I'm not complaining of course - I had a quite wonderful meal here and can't wait to go back - but this is a restaurant that lists a dish as 'Dry-fried French beans with olive oil' and serves it scattered in pork fat. Their attitude seems to be that there are very few plates of food that can't be improved by the addition of pig, and it's a philosophy I also happen to hold very close to my heart. The beans, by the way, were extraordinarily good, the little black slivers of olive both seasoning and spicing up the crunchy beans, and the pork fat adding a mouthwatering silky richness.


Rather than attempting to construct any kind of balanced meal (I think the staff would have laughed in my face if I'd have asked for a salad), we surrendered to the temptations of the Pork Page (37 pork dishes on one page of the menu) and ordered first a plate of fried pork intestines. Liberally scattered with Szechuan peppers and dried red chilli, this was a challenging plate of food even before you got your head round the fact you were eating pig's colon. But once you become accustomed to the initial startling heat and numbness of the peppercorns, this was great fun - the sliced loops of intestine had been breaded and fried like calamari, and had a lovely texture and piggy flavour.


Next to arrive was my favourite dish of the evening - ox tongue and tripe in chilli sauce. The textures were fantastic - especially from the tripe, which was just firm enough and with that unique honeycomb structure - but the flavours were even more impressive, deep and meaty and perfectly balanced with just enough chilli. I really can't fault this dish at all - even the fact it was served cold seemed to enhance rather than subdue the overall effect. Beautiful.


A portion of pigs trotters in brown sauce initially seemed incredibly generous until you realised that most of it was gristle and cartilage. But what meat there was fell off the bone easily, and the flavours of the rich brown sauce shone. Not my favourite dish, but certainly unusual, and there's something satisfyingly primal about tearing pig skin off huge, chunky bones with your teeth.


A massive bowl of chilli beef had another startling dose of Szechuan peppers and the rich, red broth fizzed and burned in the mouth. All sorts of cuts of cow had been used in this dish, and diving into it was like pulling out prizes from a tombola. It was very soon drained dry.


BBQ lamb skewers were another candidate for best dish. Perfectly tender, superbly spiced and with just enough juicy fat to add flavour without being overwhelming, the fact they were being favourably compared with those sold at Tayyabs should tell you how good these tasted.

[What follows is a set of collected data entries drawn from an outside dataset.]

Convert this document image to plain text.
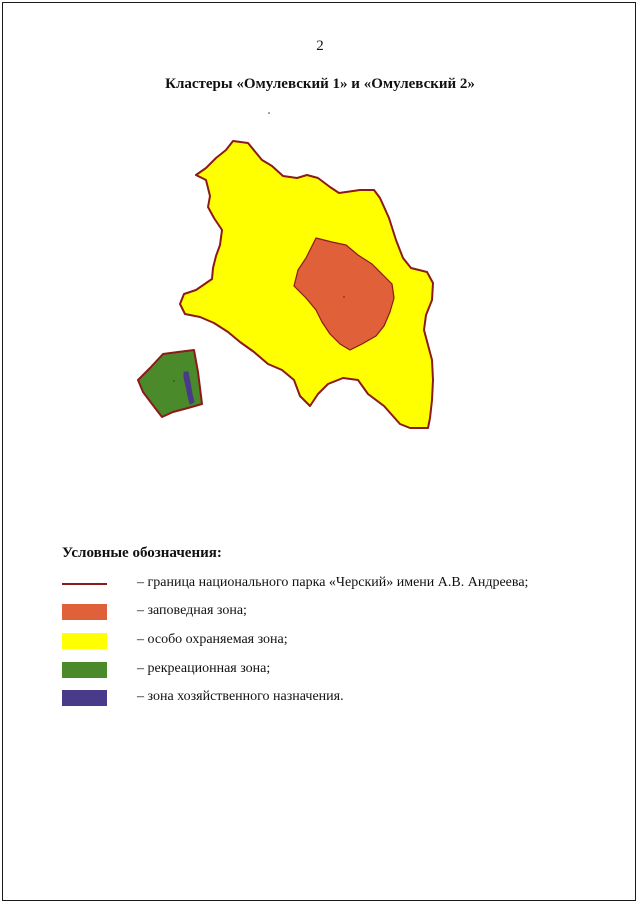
2
Кластеры «Омулевский 1» и «Омулевский 2»
Условные обозначения:
– граница национального парка «Черский» имени А.В. Андреева;
– заповедная зона;
– особо охраняемая зона;
– рекреационная зона;
– зона хозяйственного назначения.
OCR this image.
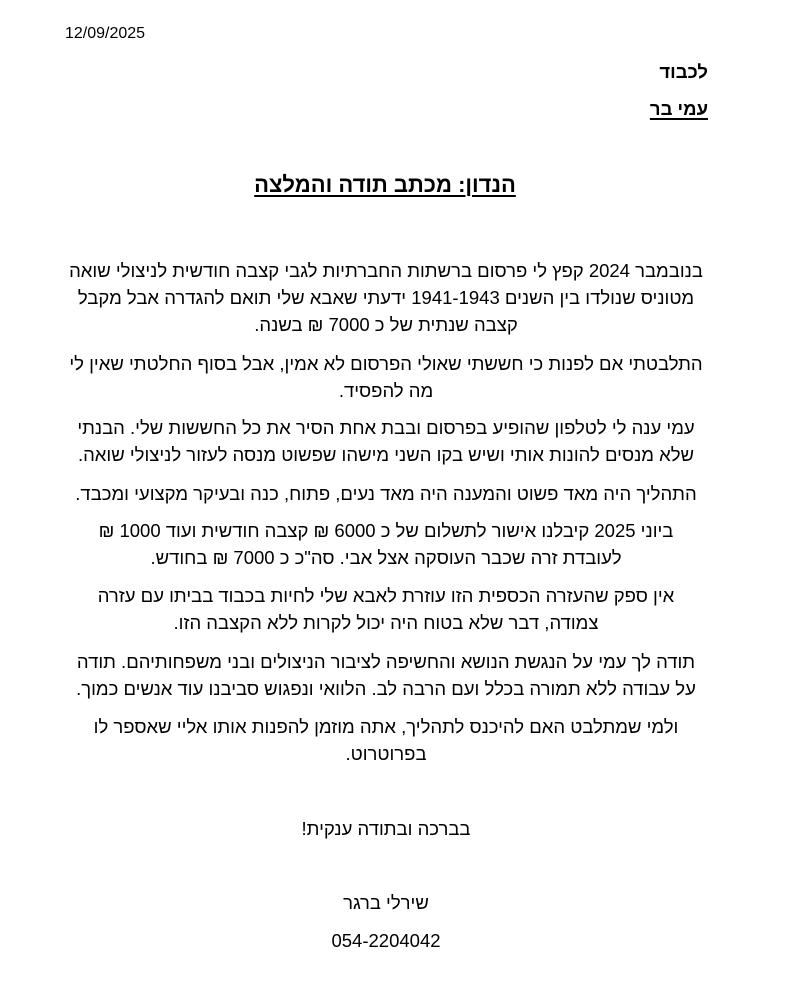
12/09/2025
לכבוד
עמי בר
הנדון: מכתב תודה והמלצה
בנובמבר 2024 קפץ לי פרסום ברשתות החברתיות לגבי קצבה חודשית לניצולי שואה
מטוניס שנולדו בין השנים 1941-1943 ידעתי שאבא שלי תואם להגדרה אבל מקבל
קצבה שנתית של כ 7000 ₪ בשנה.
התלבטתי אם לפנות כי חששתי שאולי הפרסום לא אמין, אבל בסוף החלטתי שאין לי
מה להפסיד.
עמי ענה לי לטלפון שהופיע בפרסום ובבת אחת הסיר את כל החששות שלי. הבנתי
שלא מנסים להונות אותי ושיש בקו השני מישהו שפשוט מנסה לעזור לניצולי שואה.
התהליך היה מאד פשוט והמענה היה מאד נעים, פתוח, כנה ובעיקר מקצועי ומכבד.
ביוני 2025 קיבלנו אישור לתשלום של כ 6000 ₪ קצבה חודשית ועוד 1000 ₪
לעובדת זרה שכבר העוסקה אצל אבי. סה"כ כ 7000 ₪ בחודש.
אין ספק שהעזרה הכספית הזו עוזרת לאבא שלי לחיות בכבוד בביתו עם עזרה
צמודה, דבר שלא בטוח היה יכול לקרות ללא הקצבה הזו.
תודה לך עמי על הנגשת הנושא והחשיפה לציבור הניצולים ובני משפחותיהם. תודה
על עבודה ללא תמורה בכלל ועם הרבה לב. הלוואי ונפגוש סביבנו עוד אנשים כמוך.
ולמי שמתלבט האם להיכנס לתהליך, אתה מוזמן להפנות אותו אליי שאספר לו
בפרוטרוט.
בברכה ובתודה ענקית!
שירלי ברגר
054-2204042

Oh, and @hollowlegs ordered plate of aubergine too. I'm sure she enjoyed it.


What's important to remember about Gourmet San is that although some plates of food disappeared faster than others, there was simply nothing that was less than very good - an extraordinary achievement considering the size of the menu and range of dishes on offer. And although the final bill wasn't exactly what you could call super-budget, at little more than £20 a head for extremely generous portions and service that was way more friendly and efficient than it had any right to be, I'll call it a bargain. Szechuan cuisine, at its best, always has the potential for sheer visceral, seat-of-your-pants, sweating, screaming, burning, hilarious, joyous dining. And Gourmet San does Szechuan cuisine better than most.

9/10

Gourmet San on Urbanspoon

Saturday, 9 May 2009

Chilli Cool, Bloomsbury


I have been a fan of Szechuan cuisine since my visit to Bar Shu all the way back in March 2007, and yet for some reason hadn't had the opportunity to follow up the experience until a couple of weeks ago. The novelty of the new was enough to make me overlook some of the more lackluster parts of the meal in Soho, but what was good was very good indeed, and the memory of the first hit of those Szechuan peppers will stay with me forever. Chilli Cool (stupid name I know - apparently it sounds a lot nicer in Mandarin) sits just a few doors down from the Black Books bookshop in Bloomsbury, and by all accounts is cheaper, better and more authentic - largely, I'm guessing, because it's not in Soho.


The menu is excitingly offal-heavy. Along with Szechuan classics like "man and wife offal slices" and "devil-exploded kidneys" were a range of dishes involving every part of pig and cow, charmingly literally translated with no concessions to delicate English ears. "Beef slices and ox tripe in chilli oil" was packed full of flavour and with cleverly and tenderly cooked tripe giving a gelatinous contrast to the rougher beef slices. And by far my favourite plate of food was a superb "hot and crispy pigs intestines", which instead of gloopy chitterlings was in fact varying in texture between moist parcels of pork fat encased in crispy membrane, to crunchy nuggets of pork scratching, all doused in a fiery pepper and chilli sauce. You didn't know exactly what kind of meat you'd got until it was in your mouth and it was either crunchily dissolving or melting with fat - great fun.


Along with some raw shredded potato, which were nice enough, arrived a huge hot pot of grouper fish and chilli, the fish being cooked perfectly and the broth spicy and rich. It's not for the faint-hearted, this food - the spicing is aggressive, the flavours occasionally overwhelming and the cuts of meat uncompromisingly bold and unusual. But it is a style of cuisine that we deserve to see a lot more of, because when it's done well, as at Chilli Cool, the results are spectacular. The only thing I can't recommend about Chilli Cool, which won't surprise anyone who's ever eaten at a Chinese restaurant in London, is the service. After repeatedly asking for the bill I resorted to standing over the guys at the till until they typed our menu out and gave me the receipt. It was wrong.


Eventually we did manage to sort out the bill, which came to just less than £20 each with plenty of alcohol - pretty much a bargain. Sloppy service has become just as much of the experience in Chinese restaurants as the old-woman's pock-marked bean curd, so it was hardly commented upon that evening by anyone in our party. Certainly judging by the lack of empty tables and the buzzy atmosphere of a restaurant that is confidently and consistently churning out some of the best Szechuan food in London, nobody else cares either.